上流へのアプローチ
会計は経済取引を数値に移し替える技術です。
そして、それが妥当かどうかを検証する手続きが監査と呼ばれるものです。
一昔は、財務諸表、つまり最終的な結果がOKかどうかを資料などを拝見しながら、会社のご担当者の方にお聞きしながら確認するのが監査でした。
その後、それに至るまでの過程がいいのかどうかまでを含めて、検証しましょう!ということで、内部統制監査が制度化されました。
何事も原因と結果があります。結果として現れたことが現象を適切に表しているのかどうかは、それに至るまでの過程の妥当性に支えられます。
つまり、途中でおかしな”伝言”をしていれば、伝えられることは発生した現象を適切に反映しないでしょう。
だからこそ、内部統制をみる意味があります。
財務数値として報告される結果の妥当性をより上流に遡ってみてみましょうというわけです。
意思決定はより上流になるほど、起点に近づくほどに緊迫するはずです。
影響の及ぶ範囲がより広範に、より深度を増して伝搬するはずです。
妥当かどうかはつまりは、制度をどのように組み立てるのかに依存します。
個々人の自助努力も大切ですが、どのように全体として制度が整備されて、運用されるのかは大きな意味を持ちます。

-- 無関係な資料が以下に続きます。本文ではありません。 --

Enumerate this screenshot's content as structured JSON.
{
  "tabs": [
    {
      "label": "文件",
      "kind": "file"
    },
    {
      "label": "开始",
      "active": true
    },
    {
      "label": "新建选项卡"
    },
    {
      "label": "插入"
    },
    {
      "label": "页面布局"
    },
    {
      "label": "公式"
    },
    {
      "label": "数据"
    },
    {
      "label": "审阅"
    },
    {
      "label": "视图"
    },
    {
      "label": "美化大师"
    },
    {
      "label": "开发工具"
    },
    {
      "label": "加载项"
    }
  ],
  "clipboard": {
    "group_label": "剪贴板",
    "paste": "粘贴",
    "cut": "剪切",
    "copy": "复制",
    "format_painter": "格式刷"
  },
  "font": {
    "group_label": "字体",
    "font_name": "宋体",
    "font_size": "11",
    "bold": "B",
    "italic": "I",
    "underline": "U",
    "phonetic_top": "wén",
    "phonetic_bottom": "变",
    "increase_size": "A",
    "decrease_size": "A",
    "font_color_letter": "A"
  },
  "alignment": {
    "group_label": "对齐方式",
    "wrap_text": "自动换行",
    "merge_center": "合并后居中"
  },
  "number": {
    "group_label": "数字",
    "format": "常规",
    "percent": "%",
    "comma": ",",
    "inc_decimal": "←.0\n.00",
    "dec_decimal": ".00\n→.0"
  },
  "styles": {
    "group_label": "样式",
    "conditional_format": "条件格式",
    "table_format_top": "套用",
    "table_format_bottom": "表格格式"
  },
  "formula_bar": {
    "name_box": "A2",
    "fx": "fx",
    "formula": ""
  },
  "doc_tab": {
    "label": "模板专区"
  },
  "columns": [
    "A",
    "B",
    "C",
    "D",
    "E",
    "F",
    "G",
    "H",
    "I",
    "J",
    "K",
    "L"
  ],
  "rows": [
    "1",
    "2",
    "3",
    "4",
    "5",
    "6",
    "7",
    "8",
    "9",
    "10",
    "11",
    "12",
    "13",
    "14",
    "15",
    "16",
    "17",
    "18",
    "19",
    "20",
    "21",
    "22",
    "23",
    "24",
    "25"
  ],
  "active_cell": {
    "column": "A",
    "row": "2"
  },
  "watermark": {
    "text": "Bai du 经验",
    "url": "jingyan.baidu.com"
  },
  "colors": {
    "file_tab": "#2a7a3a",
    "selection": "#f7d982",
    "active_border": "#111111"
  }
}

求められるのは、もちろん信頼できる結果を生成する方式ですが、
理想とする、要求を高い精度で実現する仕掛けを個々の組織の事情を十分に斟酌して、
実装することは難易度が高いものです。
漫画『キングダム』が描くのは秦の始皇帝が中華を初めて統一するまでの過程です。
少々ネタバレ感もありますが、史実ですので記載しますのが、
ですが、その繁栄は長くは続きません。
何を持って国を治めるのか?、始皇帝は法治国家とするべく法家の考えを基礎としました。つまり、法律のもとに国を治めるという現代にも通ずる思想により、統一王朝を実現しようとしました。
が、あまりに杓子定規に法の支配を求めたために、すぐに綻びをみせます。
(他にも宦官が悪さをしたりといったこともあるようですが)
人々に馴染むことがなかった。もしくは急激に変化を求めてしまったということかもしれません。
(続く、漢王朝ではその反省を踏まえたようですが)
現代にも通じる教訓があるかと思います。
人間の本質にあった制度を設計することです。
多くの人間が集まった場合、各人の思惑を逐一、考慮していたら当然に組織は回らないでしょう。ですが、個人の意見を封殺するような体制では長期的な繁栄は難しいように感じます。
秦を統一国家にお仕上げた始皇帝も個人という単位では有能であったのでしょう。
ですが、組織はひとりでは成り立ちません。
例えば、家庭、学校、会社、町内、部活動、趣味のサークル、あらゆる集団は何を基礎にするか?、ということは真剣に考えてもいいように思います。
よく言われるように、『切れすぎるナイフは嫌われる』ものです、本当に。
能力というものは漠然としており、学校教育で身体に染み込んだ”処理能力”ですべてを測れるものではないでしょう。
(多くの場合に、それが悲劇につながっているように思います)
話が脇道に逸れてしまいました。
つまり、どのように制度を設計するのかは大切ですが、
あまりに人間の性質、組織を構成する人間の個性を無視するような方法は、
長期的に長続きしないですし、多くの場合において、悲劇的な結果に繋がっているように思うのですが、皆さん、如何でしょうか??